Une femme d'Annie Ernaux, Prix Nobel 2022, redonner vie à sa mère
- Marion Marten-Pérolin
- 27 août 2023
- 3 min de lecture
Dernière mise à jour : 3 janv. 2024
Une femme d'Annie Ernaux est un livre qui tente de retracer la vie de la mère de l'autrice récemment disparue au moment de la publication. L'autrice travaille sur ce livre pendant 10 mois pour la maintenir encore en vie... le temps de l'écriture du manuscrit. Voici des citations et un éclairage sur ce texte qui va vous faire un peu pleurer...

Qui n'écrirait pas un livre pour dire à quel point il a aimé sa mère ? Comme d'autres, Annie Ernaux se lance dans l'hommage à sa mère dans le livre Une femme. Une femme qui pourrait être n'importe quelle autre femme, sauf qu'il s'agit de sa mère.
Ce livre lui permet de retracer les derniers moments de sa mère, mais aussi les moments de leur vie ensemble. En écrivant, elle veut donner naissance à sa mère, la porter au monde et l'immortaliser dans ces pages. Cela rappelle, par exemple, Delphine de Vigan avec son livre "Rien ne s'oppose à la nuit".
Le texte commence un peu comme L'étranger de Camus, "Aujourd’hui, maman est morte. Ou peut-être hier, je ne sais pas" avec ces mots : "Ma mère est morte le 7 avril..."
Des mots qui commencent une aventure littéraire extrêmement difficile pour l'autrice.
Pourquoi lire Une femme d'Annie Ernaux ?
Lire Une femme d'Annie Ernaux, c'est mieux comprendre son enfance et l'histoire de ses parents. C'est aussi comprendre pour elle a reçu le prix Nobel de littérature en 2022 en raison de son travail sur la mémoire et sur la voix qu'elle donne aux plus modestes. Car dans ce livre, elle parle d'une ancienne ouvrière devenue commerçante. Elle parle d'une femme qui ne se sent pas à sa place dans le nouveau monde bourgeois de sa fille.

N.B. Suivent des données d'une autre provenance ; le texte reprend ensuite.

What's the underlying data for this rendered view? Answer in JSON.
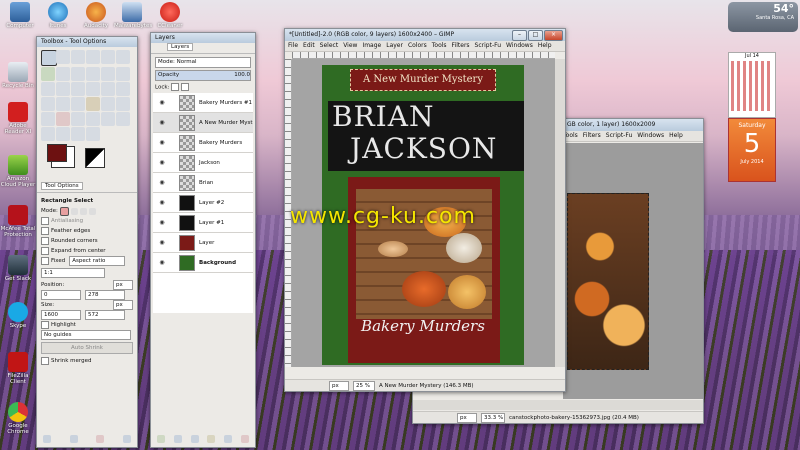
{
  "desktop": {
    "icons": [
      {
        "label": "Computer"
      },
      {
        "label": "Itunes"
      },
      {
        "label": "Audacity"
      },
      {
        "label": "Malwarebytes"
      },
      {
        "label": "CCleaner"
      },
      {
        "label": "Recycle Bin"
      },
      {
        "label": "Adobe Reader XI"
      },
      {
        "label": "Amazon Cloud Player"
      },
      {
        "label": "McAfee Total Protection"
      },
      {
        "label": "Get Slack"
      },
      {
        "label": "Skype"
      },
      {
        "label": "FileZilla Client"
      },
      {
        "label": "Google Chrome"
      }
    ]
  },
  "weather": {
    "temp": "54°",
    "location": "Santa Rosa, CA"
  },
  "calendar": {
    "month": "Jul 14",
    "weekday": "Saturday",
    "day": "5",
    "month_year": "July 2014"
  },
  "toolbox": {
    "title": "Toolbox - Tool Options",
    "tab_label": "Tool Options",
    "tool_name": "Rectangle Select",
    "mode_label": "Mode:",
    "antialiasing": "Antialiasing",
    "feather": "Feather edges",
    "rounded": "Rounded corners",
    "expand": "Expand from center",
    "fixed_label": "Fixed",
    "fixed_value": "Aspect ratio",
    "ratio": "1:1",
    "position_label": "Position:",
    "pos_unit": "px",
    "pos_x": "0",
    "pos_y": "278",
    "size_label": "Size:",
    "size_unit": "px",
    "size_w": "1600",
    "size_h": "572",
    "highlight": "Highlight",
    "guides": "No guides",
    "auto_shrink": "Auto Shrink",
    "shrink_merged": "Shrink merged"
  },
  "layers": {
    "title": "Layers",
    "tab_label": "Layers",
    "mode_label": "Mode: Normal",
    "opacity_label": "Opacity",
    "opacity_value": "100.0",
    "lock_label": "Lock:",
    "items": [
      {
        "name": "Bakery Murders #1"
      },
      {
        "name": "A New Murder Myst"
      },
      {
        "name": "Bakery Murders"
      },
      {
        "name": "Jackson"
      },
      {
        "name": "Brian"
      },
      {
        "name": "Layer #2"
      },
      {
        "name": "Layer #1"
      },
      {
        "name": "Layer"
      },
      {
        "name": "Background"
      }
    ]
  },
  "main_window": {
    "title": "*[Untitled]-2.0 (RGB color, 9 layers) 1600x2400 – GIMP",
    "menu": [
      "File",
      "Edit",
      "Select",
      "View",
      "Image",
      "Layer",
      "Colors",
      "Tools",
      "Filters",
      "Script-Fu",
      "Windows",
      "Help"
    ],
    "unit": "px",
    "zoom": "25 %",
    "status": "A New Murder Mystery (146.3 MB)",
    "cover": {
      "tagline": "A New Murder Mystery",
      "first_name": "BRIAN",
      "last_name": "JACKSON",
      "title": "Bakery Murders"
    }
  },
  "second_window": {
    "title": "GB color, 1 layer) 1600x2009",
    "menu": [
      "Tools",
      "Filters",
      "Script-Fu",
      "Windows",
      "Help"
    ],
    "unit": "px",
    "zoom": "33.3 %",
    "status": "canstockphoto-bakery-15362973.jpg (20.4 MB)"
  },
  "watermark": "www.cg-ku.com",
  "colors": {
    "cover_green": "#2f6b23",
    "cover_red": "#7b1a17",
    "cover_black": "#141414",
    "watermark": "#f5e600"
  }
}
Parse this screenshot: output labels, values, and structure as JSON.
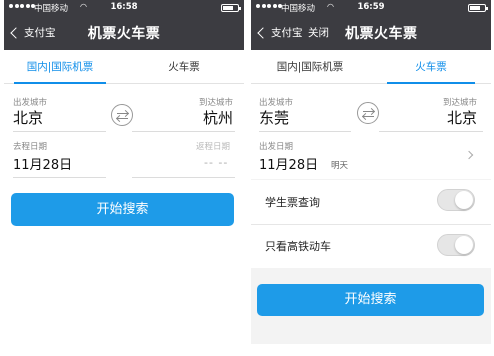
{
  "left": {
    "status": {
      "carrier": "中国移动",
      "time": "16:58"
    },
    "nav": {
      "back": "支付宝",
      "title": "机票火车票"
    },
    "tabs": [
      "国内|国际机票",
      "火车票"
    ],
    "from_label": "出发城市",
    "from_city": "北京",
    "to_label": "到达城市",
    "to_city": "杭州",
    "depart_label": "去程日期",
    "depart_date": "11月28日",
    "return_label": "返程日期",
    "return_value": "-- --",
    "search_button": "开始搜索"
  },
  "right": {
    "status": {
      "carrier": "中国移动",
      "time": "16:59"
    },
    "nav": {
      "back": "支付宝",
      "close": "关闭",
      "title": "机票火车票"
    },
    "tabs": [
      "国内|国际机票",
      "火车票"
    ],
    "from_label": "出发城市",
    "from_city": "东莞",
    "to_label": "到达城市",
    "to_city": "北京",
    "depart_label": "出发日期",
    "depart_date": "11月28日",
    "depart_day": "明天",
    "student_label": "学生票查询",
    "highspeed_label": "只看高铁动车",
    "search_button": "开始搜索"
  },
  "colors": {
    "accent": "#108ee9",
    "button": "#1e9be8",
    "navbar": "#3c3c41",
    "highlight": "#ee6aa0"
  }
}
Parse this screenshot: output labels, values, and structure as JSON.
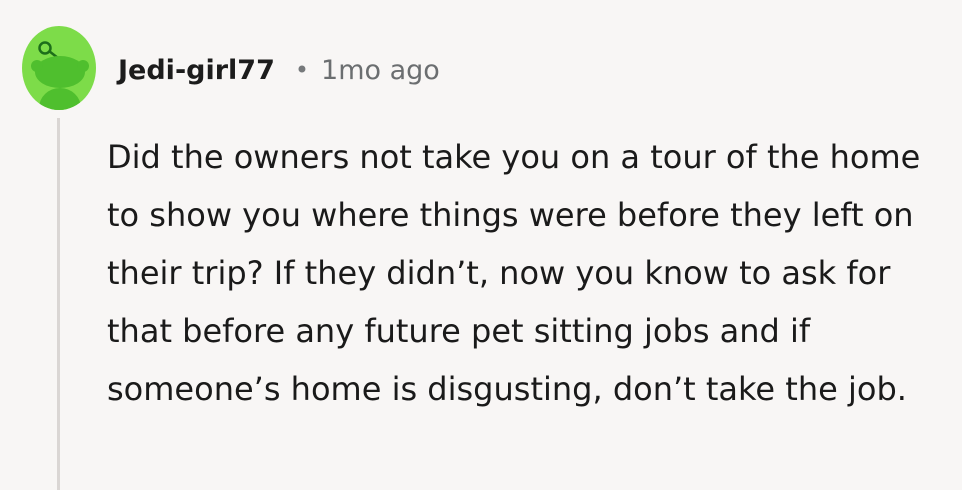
{
  "comment": {
    "avatar_icon": "snoo-avatar-icon",
    "avatar_color": "#7ddc49",
    "username": "Jedi-girl77",
    "separator": "•",
    "timestamp": "1mo ago",
    "body": "Did the owners not take you on a tour of the home to show you where things were before they left on their trip? If they didn’t, now you know to ask for that before any future pet sitting jobs and if someone’s home is disgusting, don’t take the job."
  }
}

Une femme qui a peur de dénoter par ses manières. Pourtant, quelle honte peut-elle avoir...
La mère et la fille s'aiment profondément et partagent l'amour des livres. Mère à son tour, Annie Ernaux fait venir sa mère devenue veuve (lire La place sur le deuil de son père). Mais petit à petit la mère se sent de trop, ce n'est pas son univers et l'atmosphère devient pesante. Le pire advient lorsque la maladie d'Alzheimer apparaît dans sa vie. Il faut s'occuper de cette mère ou la placer. La mémoire disparaît. La mère redevient une enfant. Pour la fille, c'est le choc, mais sa mère est toujours dans son monde. Et ça, ça vaut même si elle ne se rappelle pas toujours qu'elle est sa fille...
C'est lire un témoignage qui pourrait concerner de nombreuses femmes de l'époque de la mère d'Annie Ernaux, qui a vécu l'Occupation. C'est se plonger dans le monde ouvrier, c'est découvrir Yvetot... Bref, c'est mieux cerner l'autrice et ce qui nourrit ses récits.
Ces citations à retenir du livre Une femme d'Annie Ernaux
"Pour tous, il était mieux qu'elle soit morte. C'est une phrase, une certitude, que je ne comprends pas."
"Elle ne sera plus jamais nulle part dans le monde."
"J'ai surmonté la terreur d'écrire dans le haut d'une feuille blanche, comme un début de livre, non de lettre à quelqu'un, 'ma mère est morte"'".
"Pour une femme, le mariage était la vie ou la mort, l'espérance de s'en sortir mieux à deux ou la plongée définitive."
"Il me semble maintenant que j'écris sur ma mère, pour à mon tour, la mettre au monde."
"Son désir le plus profond était de me donner tout ce qu'elle n'avait pas eu."
"Dans le monde où elle avait été jeune, l'idée même de la liberté des filles ne se posait pas, sinon en termes de perdition."